The connection for me is that the main (or meta) problem with the "peace plan" is its foundation in the binary, zero-sum meme of "us right, you wrong" which is so prevalent in the conservative media and bathroom graffiti these days. It would seem that any sober analysis of history and current international relationships would conclude that as far as nations are concerned, everyone is wrong. Certainly some nations are more wrong than others, but I can't think of a single nation that's above reproach. Even the Canadians persecuted the Innuit people at one point, if I recall.
I've been mulling over this for quite some time, trying to think of an alternative to the hero/villain story which still makes use of the nations-as-people basis (which is with us, for better or worse). The other night after reading Joe Sacco's "Palestine" -- you should check out Sacco if you haven't already: he's the brilliant cartoonist equivalent of an intrepid photojournalist -- I thought maybe the family might work. Not the fantasy nuclear family, but rather the extended, sprawling, fractured, step/in-law, dysfunctional post-modern reality.

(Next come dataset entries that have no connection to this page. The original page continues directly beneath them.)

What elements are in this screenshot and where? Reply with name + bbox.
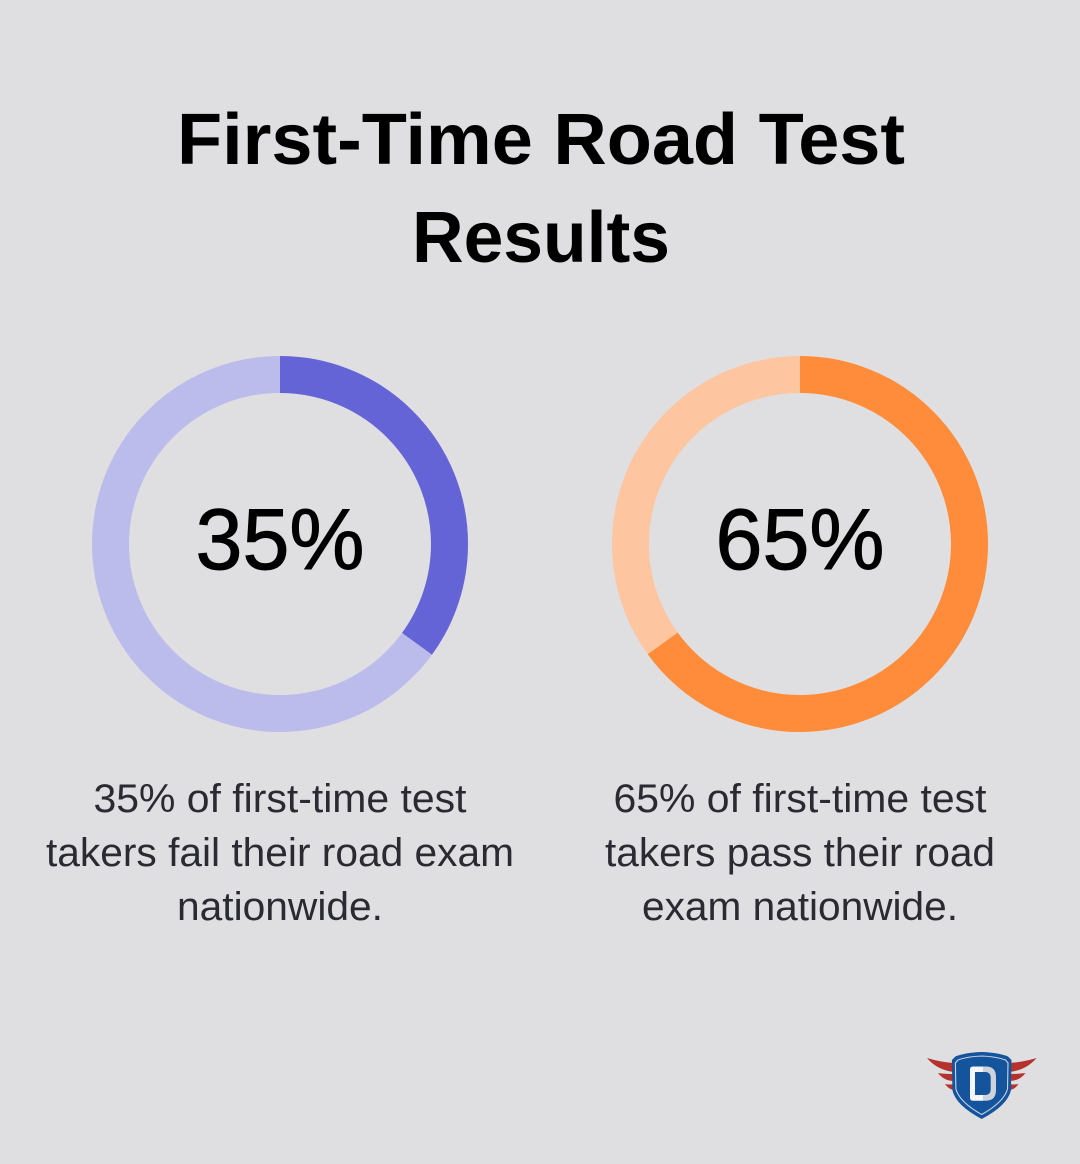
icon: shield outline	[955, 1056, 1008, 1114]
value: 35%: 35%	[196, 492, 364, 588]
title	[177, 100, 905, 278]
description: pass	[605, 777, 995, 929]
value: 65%: 65%	[716, 492, 884, 588]
donut chart: 65% pass	[630, 374, 970, 714]
panel: pass rate	[605, 374, 995, 929]
icon: right wing	[1008, 1058, 1036, 1090]
description: pass: 65% of first-time test	[614, 777, 986, 821]
donut chart: 35% fail	[110, 374, 450, 714]
icon: shield	[952, 1052, 1012, 1119]
description: pass: takers pass their road	[605, 831, 995, 875]
icon: letter D	[970, 1066, 996, 1101]
description: pass: exam nationwide.	[642, 885, 958, 929]
title: Results	[412, 198, 670, 278]
description: fail	[46, 777, 514, 929]
title: First-Time Road Test	[177, 100, 905, 180]
description: fail: takers fail their road exam	[46, 831, 514, 875]
description: fail: 35% of first-time test	[94, 777, 466, 821]
panel: fail rate	[46, 374, 514, 929]
description: fail: nationwide.	[177, 885, 383, 929]
icon: left wing	[927, 1058, 955, 1090]
icon: winged shield logo	[927, 1052, 1036, 1119]
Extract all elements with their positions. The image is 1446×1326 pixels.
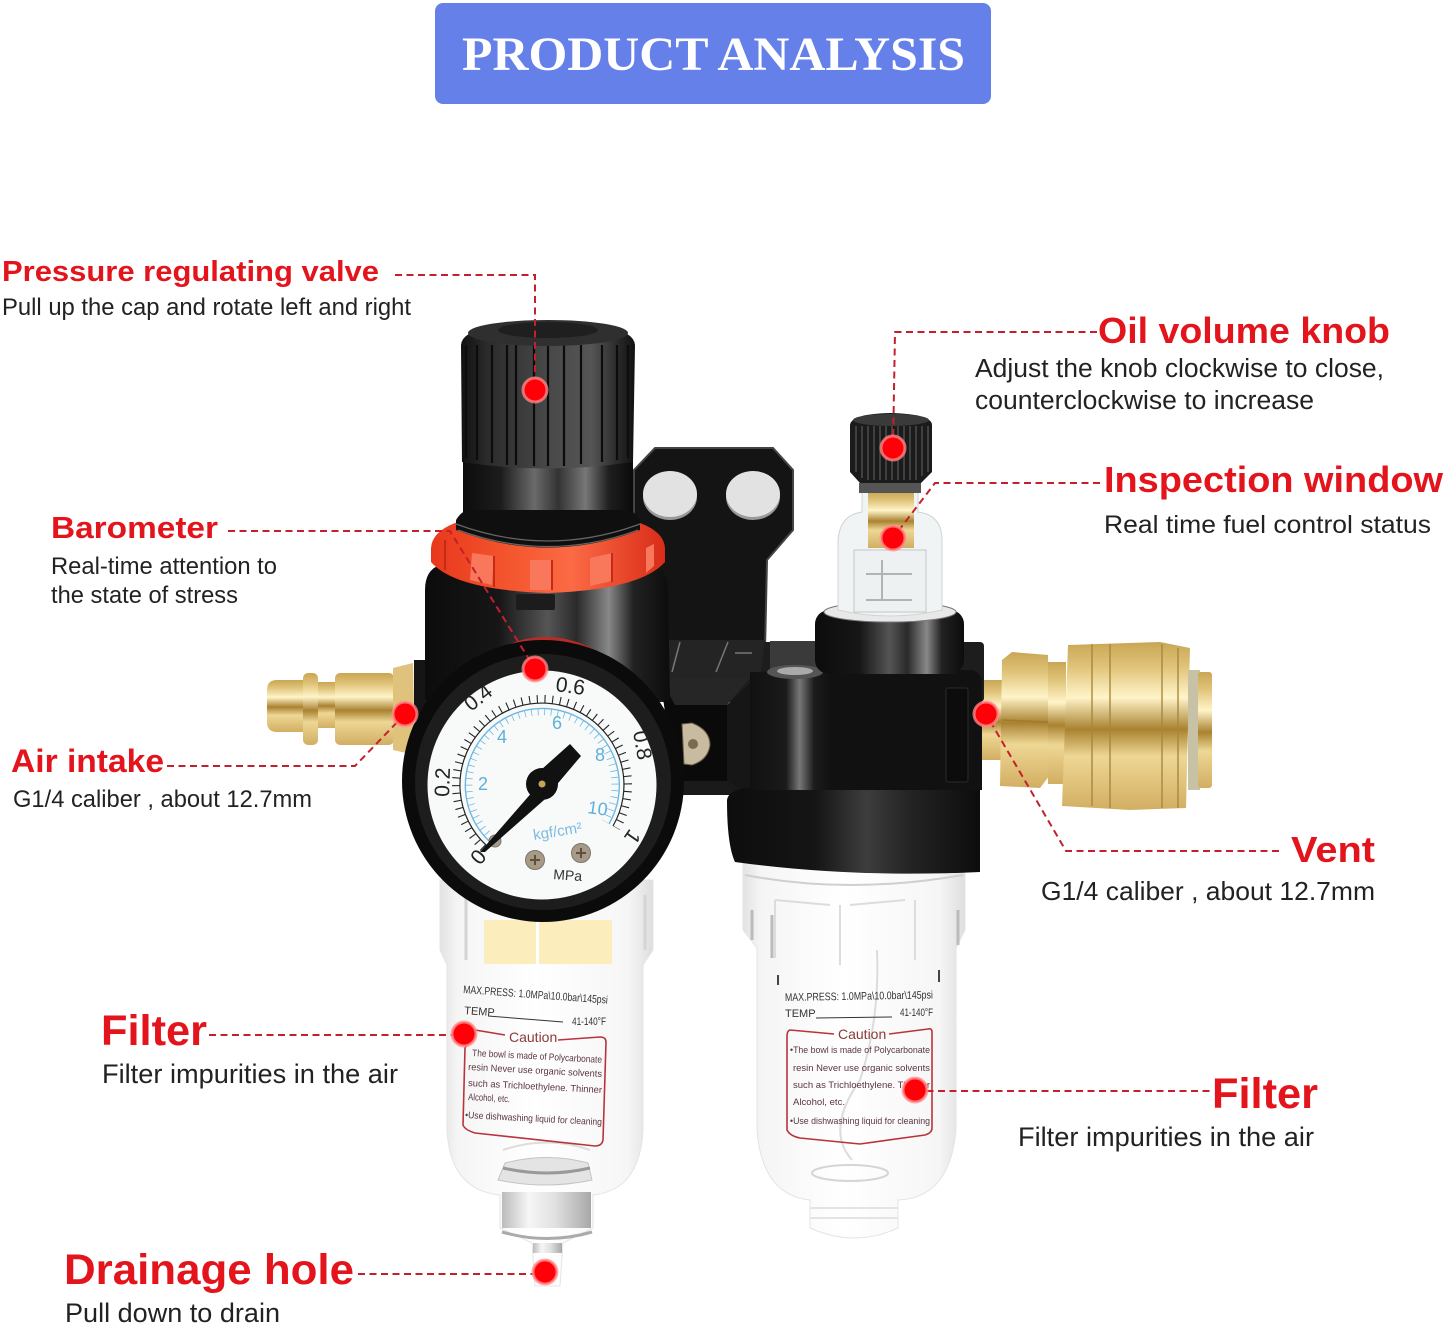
manifold block and right body	[640, 640, 984, 874]
callout: inspection window: Real time fuel control status	[1104, 511, 1431, 539]
right bowl label: MAX.PRESS: 1.0MPa\10.0bar\145psi	[785, 989, 933, 1004]
gauge face	[428, 670, 656, 900]
needle	[480, 744, 581, 852]
left filter bowl	[440, 880, 653, 1286]
scale numbers: 0	[466, 845, 491, 869]
scale numbers	[431, 673, 656, 884]
callout: pressure regulating valve: Pressure regulating valve	[2, 256, 379, 288]
right lubricator bowl	[743, 860, 965, 1238]
callout: right filter: Filter impurities in the air	[1018, 1122, 1314, 1152]
callout: air intake: Air intake	[11, 743, 164, 779]
callout: right filter	[1018, 1070, 1318, 1152]
callout: vent: Vent	[1291, 829, 1375, 870]
right bowl label: resin Never use organic solvents	[793, 1063, 930, 1074]
callout: drainage hole	[64, 1246, 354, 1326]
left bowl label: TEMP	[464, 1005, 495, 1019]
leader lines	[167, 275, 1279, 1274]
callout: air intake: G1/4 caliber , about 12.7mm	[13, 786, 312, 813]
callout: barometer: Barometer	[51, 510, 218, 545]
left bowl label: Caution	[509, 1029, 557, 1045]
right bowl label: 41-140°F	[900, 1007, 933, 1019]
scale numbers: 0.8	[628, 729, 656, 762]
scale numbers: 10	[586, 797, 609, 820]
left bowl label: The bowl is made of Polycarbonate	[472, 1048, 602, 1066]
callout: barometer	[51, 510, 277, 609]
right bowl label: Caution	[838, 1026, 886, 1042]
callout: drainage hole: Drainage hole	[64, 1246, 354, 1294]
title banner	[435, 3, 991, 104]
marker dots	[393, 378, 998, 1284]
right bowl label: TEMP	[785, 1008, 816, 1020]
callout: barometer: Real-time attention to	[51, 553, 277, 580]
inspection window unit	[815, 413, 964, 674]
right bowl label: •The bowl is made of Polycarbonate	[790, 1045, 930, 1056]
mounting screw	[682, 723, 710, 765]
scale ticks	[456, 699, 628, 848]
scale numbers: MPa	[553, 866, 583, 884]
scale numbers: 2	[478, 774, 488, 794]
left bowl label: resin Never use organic solvents	[468, 1062, 602, 1080]
right brass quick coupler	[980, 642, 1212, 810]
mounting bracket	[634, 448, 793, 650]
oil volume knob body	[850, 413, 932, 483]
callout: inspection window	[1104, 459, 1444, 539]
callout: barometer: the state of stress	[51, 582, 238, 609]
callout: oil volume knob: Adjust the knob clockwise to close,	[975, 355, 1384, 383]
left bowl label: Alcohol, etc.	[468, 1092, 510, 1105]
screws	[489, 835, 590, 870]
callout: left filter	[101, 1007, 398, 1089]
callout: vent	[1041, 829, 1375, 906]
scale numbers: 1	[619, 825, 645, 848]
title banner: PRODUCT ANALYSIS	[462, 28, 965, 81]
left bowl label: 41-140°F	[572, 1016, 606, 1028]
right bowl label: Alcohol, etc.	[793, 1097, 845, 1108]
pressure regulating cap	[456, 320, 640, 548]
right bowl label	[778, 970, 939, 1144]
scale numbers: 0.4	[460, 680, 497, 716]
callout: oil volume knob: counterclockwise to increase	[975, 387, 1314, 415]
left bowl label: MAX.PRESS: 1.0MPa\10.0bar\145psi	[463, 984, 608, 1007]
left bowl label: •Use dishwashing liquid for cleaning	[465, 1110, 602, 1128]
scale numbers: 0.6	[554, 673, 586, 700]
callout: inspection window: Inspection window	[1104, 459, 1444, 500]
scale numbers: 8	[595, 745, 605, 765]
callout: left filter: Filter	[101, 1007, 207, 1055]
callout: pressure regulating valve	[2, 256, 411, 321]
callout: pressure regulating valve: Pull up the cap and rotate left and right	[2, 294, 411, 321]
callout: oil volume knob: Oil volume knob	[1098, 310, 1390, 351]
scale numbers: 6	[552, 713, 562, 733]
right bowl label: •Use dishwashing liquid for cleaning	[790, 1116, 930, 1127]
right bowl label: such as Trichloethylene. Thinner	[793, 1080, 930, 1091]
left brass nipple	[267, 660, 446, 755]
callout: left filter: Filter impurities in the air	[102, 1059, 398, 1089]
scale numbers: 4	[497, 727, 507, 747]
red reflection	[470, 637, 612, 680]
left regulator body	[425, 514, 670, 700]
callout: right filter: Filter	[1212, 1070, 1318, 1118]
left bowl label: such as Trichloethylene. Thinner	[468, 1078, 602, 1096]
callout: air intake	[11, 743, 312, 813]
callout: oil volume knob	[975, 310, 1390, 415]
callout: vent: G1/4 caliber , about 12.7mm	[1041, 876, 1375, 906]
left bowl label	[463, 984, 608, 1146]
barometer gauge	[402, 637, 684, 922]
scale numbers: kgf/cm²	[532, 819, 583, 844]
scale numbers: 0.2	[431, 767, 455, 797]
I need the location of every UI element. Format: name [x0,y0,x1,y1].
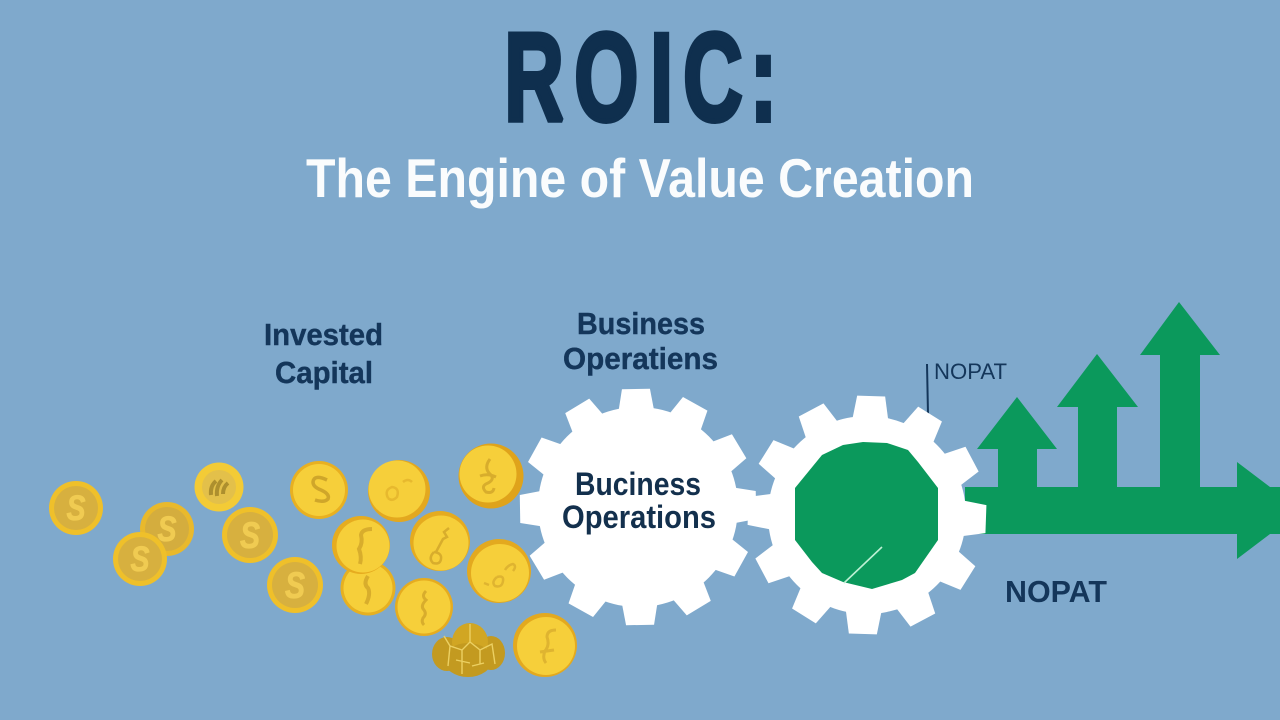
gear text: Operations [562,499,716,535]
tall up arrow [1140,302,1220,488]
gear core highlight [844,547,882,583]
NOPAT leader line [927,364,928,414]
label: business operations: Business [577,306,705,341]
coin 2 [140,502,194,556]
label: business operations: Operatiens [563,341,718,376]
label: invested capital [264,317,383,390]
coin 15 [513,613,577,677]
coin 12 [410,511,470,571]
coin 11 [332,516,390,574]
coin 5: S [240,515,260,556]
large NOPAT label: NOPAT [1005,574,1107,609]
gear: output [744,392,990,638]
title: C [683,8,743,148]
gear bridge [735,497,775,520]
label: invested capital: Invested [264,317,383,352]
coin 5 [222,507,278,563]
growth arrows [965,302,1280,559]
coin 10 [340,560,396,616]
coin 4 [194,462,244,512]
gear: business operations [518,387,775,627]
title: I [650,8,673,148]
gear text [562,466,716,535]
coin 8 [368,460,430,522]
main horizontal arrow [965,462,1280,559]
coin 3: S [130,540,150,579]
coin pile [432,623,505,677]
subtitle: The Engine of Value Creation [306,147,974,209]
coin 14 [395,578,453,636]
coin 13 [467,539,531,603]
coin 6 [267,557,323,613]
small up arrow [977,397,1057,488]
coin 6: S [285,565,305,606]
gear text: Buciness [575,466,701,502]
title: R [504,8,564,148]
title: O [574,8,638,148]
coin 3 [113,532,167,586]
coins: invested capital [49,444,577,677]
coin 2: S [158,510,176,549]
coin 9 [458,444,524,508]
coin 7 [290,461,348,519]
label: business operations [563,306,718,376]
coin 1: S [66,489,86,528]
medium up arrow [1057,354,1138,488]
green gear core [795,442,938,589]
label: invested capital: Capital [275,355,373,390]
small NOPAT label: NOPAT [934,359,1007,384]
coin 1 [49,481,103,535]
title: : [750,8,777,148]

Families are messed up, and most of all they have history, good and bad. In real families, while there are leaders and black sheep, no one is "good" and no one else is "evil." There are times when people are right and people are wrong, but there is no unshakable blanket statement, no "evil--doers" or crusading saviors. Real families are complex, and the solutions to their problems require humility, communication, compromise. I don't know. Maybe, this is a completely half-baked idea (I know it's not original), but maybe it's worth elaborating on a touch in the future.
Finally, in case you've missed it in the past week. Things are going bad in Iraq. A number of US solders were killed, some in accidents, some by snipers, some just gunned down in broad daylight. The occupation team is being shuffled -- all the top people, Gardner, Bodine, etc -- are being replaced, as nearly a month after the end of major combat the country is continuing to disintigrate. Rumsfeld is trying to limit visits to the region by Congresspeople to 2 hours in-and-out. Looting continues. No WMD have been found, and the Army Expiditionary Force that's in charge of searching for them is being dismantled. Bad news all around. There are stll some causes for hope, but the current trend is far from encouraging.